Panigua ganó el premio de cuento de la Fundación Carlos F. Novella dos veces seguidas: en 1991
con “La primera vez”, de tono realista, y en 1992 con “El imperio de los espejos”, de tono fantástico.
Por temor a que ganara las ediciones venideras, el premio prohibió participar más de dos veces.

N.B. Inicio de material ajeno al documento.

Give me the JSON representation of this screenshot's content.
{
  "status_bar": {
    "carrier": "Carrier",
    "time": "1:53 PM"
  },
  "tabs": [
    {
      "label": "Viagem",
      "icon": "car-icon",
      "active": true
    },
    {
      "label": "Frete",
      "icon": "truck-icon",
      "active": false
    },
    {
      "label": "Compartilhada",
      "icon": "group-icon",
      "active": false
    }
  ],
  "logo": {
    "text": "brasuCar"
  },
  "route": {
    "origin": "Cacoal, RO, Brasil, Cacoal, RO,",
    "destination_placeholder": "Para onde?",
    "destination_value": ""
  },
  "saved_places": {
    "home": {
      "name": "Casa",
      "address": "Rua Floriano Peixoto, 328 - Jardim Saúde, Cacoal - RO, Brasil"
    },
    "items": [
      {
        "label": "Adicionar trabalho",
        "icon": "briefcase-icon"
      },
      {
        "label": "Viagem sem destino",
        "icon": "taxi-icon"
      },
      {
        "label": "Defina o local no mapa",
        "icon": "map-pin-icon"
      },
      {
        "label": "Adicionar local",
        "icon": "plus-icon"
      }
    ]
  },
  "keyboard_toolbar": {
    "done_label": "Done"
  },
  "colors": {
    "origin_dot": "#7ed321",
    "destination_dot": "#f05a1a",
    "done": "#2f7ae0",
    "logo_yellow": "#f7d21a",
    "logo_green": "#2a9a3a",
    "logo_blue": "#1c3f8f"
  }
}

“Informe de un suicidio” incluye 13 cuentos intensos, en donde Paniagua despliega un doctoral
manejo de la intriga y del lenguaje.
Además, se desplaza entre el realismo borgeano y el realismo mágico con habilidad y facilidad.
La progresión narrativa es vertiginosa y sus desenlaces son rotundos.
(Ronald Flores)
La Muñeca
Cuento de Carlos Paniagua
Mi mamá siempre quiso una muñeca plástica como la mía. Que llora cuando la aprieto o la
pongo de cabeza, que se mea cuando le doy de beber y que no chilla cuando le jalo el pelo o le
acerco fuego. Yo de oídas sé la vida de mi mamá; ella sin querer, me la ha contado toda.
La hallaron tiernita en el basurero de El Trébol; una mancha de zopes la estaba
picoteando y por poco le sacan un ojo. Por eso tiene cicatrices en la cara que cuando le
preguntan se encabrona. Un borracho la halló y se la dejó a una vieja que vivía en una covacha
de por ahí. Como a los seis meses, en medio de la hedentina y de un remolino de zopilotes,
tuvieron que botar la puerta para sacar a la ruca hirviendo en gusanos. La vieja tenía más de
diez días de muerta y mi mamá como quince de no comer.
Una cabrona que mendiga en los semáforos de La Reforma y la Liberación la recogió.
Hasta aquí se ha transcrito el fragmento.